1.5 Bobbio e os três aspectos do positivismo jurídico (como

IDEOLOGIA)

Autor de vários escritos sobre o tema, Norberto Bobbio é considerado um dos pioneiros no enfrentamento do positivismo jurídico intencionando a identificação de seus fundamentos. Fez isso em um trabalho publicado em 1961 sob a forma de artigo depois incorporado (em 1965) ao livro ―El problema del positivismo jurídico‖ (BOBBIO, 1992). Nele, Bobbio afirma que o ―positivismo jurídico‖, apesar de ter sido apresentado historicamente como uma única doutrina, tem-se expressado ao largo de sua história sob três formas básicas, sem que entre elas haja uma necessária conexão conceitual, de modo que ser

positivista em uma dessas concepções não implica necessariamente sê-lo em outra.
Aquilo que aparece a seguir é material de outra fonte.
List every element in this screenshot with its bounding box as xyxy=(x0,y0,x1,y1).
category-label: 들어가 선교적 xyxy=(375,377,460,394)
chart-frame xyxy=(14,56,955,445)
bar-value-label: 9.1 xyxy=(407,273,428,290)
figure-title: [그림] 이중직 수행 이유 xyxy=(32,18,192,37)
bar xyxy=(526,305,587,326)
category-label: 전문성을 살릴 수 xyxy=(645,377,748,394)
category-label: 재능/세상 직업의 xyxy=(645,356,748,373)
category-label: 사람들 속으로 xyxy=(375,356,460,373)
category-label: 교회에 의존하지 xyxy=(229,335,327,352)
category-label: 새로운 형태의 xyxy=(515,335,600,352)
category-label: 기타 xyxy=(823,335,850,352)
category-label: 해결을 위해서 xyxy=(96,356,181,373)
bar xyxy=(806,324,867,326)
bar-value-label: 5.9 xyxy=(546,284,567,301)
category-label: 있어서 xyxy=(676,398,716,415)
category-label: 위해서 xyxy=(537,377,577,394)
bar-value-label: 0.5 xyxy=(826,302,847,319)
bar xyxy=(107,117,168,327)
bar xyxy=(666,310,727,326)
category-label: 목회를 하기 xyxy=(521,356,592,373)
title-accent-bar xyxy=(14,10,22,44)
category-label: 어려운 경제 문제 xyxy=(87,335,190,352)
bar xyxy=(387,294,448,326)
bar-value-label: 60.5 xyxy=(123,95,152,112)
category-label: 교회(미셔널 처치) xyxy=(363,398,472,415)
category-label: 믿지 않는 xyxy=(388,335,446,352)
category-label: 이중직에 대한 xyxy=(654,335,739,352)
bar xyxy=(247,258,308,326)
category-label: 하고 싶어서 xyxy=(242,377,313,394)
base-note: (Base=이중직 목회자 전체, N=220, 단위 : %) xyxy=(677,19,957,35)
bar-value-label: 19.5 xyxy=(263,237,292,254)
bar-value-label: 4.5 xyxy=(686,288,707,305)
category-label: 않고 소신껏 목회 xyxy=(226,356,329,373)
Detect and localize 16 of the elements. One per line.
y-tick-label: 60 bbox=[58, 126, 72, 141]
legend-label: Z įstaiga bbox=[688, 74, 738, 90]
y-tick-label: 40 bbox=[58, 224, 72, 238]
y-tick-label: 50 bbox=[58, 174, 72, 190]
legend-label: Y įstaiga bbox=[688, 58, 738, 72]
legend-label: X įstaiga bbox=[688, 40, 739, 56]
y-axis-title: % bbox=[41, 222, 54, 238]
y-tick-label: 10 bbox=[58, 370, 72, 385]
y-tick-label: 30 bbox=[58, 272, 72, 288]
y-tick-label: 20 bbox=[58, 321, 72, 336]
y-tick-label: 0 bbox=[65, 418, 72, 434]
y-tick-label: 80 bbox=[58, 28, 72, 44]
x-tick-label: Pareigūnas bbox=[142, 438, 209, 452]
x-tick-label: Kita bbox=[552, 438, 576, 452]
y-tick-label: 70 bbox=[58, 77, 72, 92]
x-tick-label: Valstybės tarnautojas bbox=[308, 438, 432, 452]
São os chamados ―três aspectos do positivismo jurídico‖. Contudo, antes de tratar deles, essencial é recordar os sete problemas por ele apresentados, por meio dos quais é possível identificar as principais características do positivismo jurídico. O primeiro deles, relacionado ao modo de abordar e de encarar o direito, responde a esta questão tratando o direito como fato, e não como um valor. Dessa forma, o jurista deve estudar o direito do mesmo modo que o cientista estuda a realidade natural, isto é, abstendo-se absolutamente de formular juízos de valor. O segundo trata da definição do direito, pois, para o positivismo jurídico, o direito é definido em função da coação, de onde nasce a teoria da coatividade do direito. Esse problema está ligado ao anterior, já que tratar o direito como fato leva a considerar como direito o que vige numa determinada sociedade, a saber, aquelas normas que são feitas valer por meio da força. O terceiro se volta para as fontes do direito, sabendo-se que, no positivismo jurídico, a lei é a fonte privilegiada, não havendo dispensa das demais fontes – costumes, direito judiciário ou direito consuetudinário. O quarto se prende à teoria da norma jurídica, sendo aqui a norma um comando que responde à chamada teoria imperativista do direito. O quinto problema, através do qual se pode extrair uma das suas características, diz respeito à teoria do ordenamento jurídico, que considera a estrutura não mais da norma isoladamente tomada, mas do conjunto de normas jurídicas vigentes numa sociedade, o que leva à teoria da coerência e da completude do ordenamento jurídico. O sexto tem como objetivo o método da ciência jurídica, ou seja, a questão da interpretação jurídica e a forma mecanicista de realizá-la apregoada pelo positivismo. Por fim, o sétimo problema, tem seu foco na teoria da obediência e sua compreensão de que ―lei é lei‖, a qual leva ao chamado ―positivismo ético‖, posto que se trata mais de uma ordem não científica, e sim moral ou ideológica (BOBBIO, 1994, p. 131).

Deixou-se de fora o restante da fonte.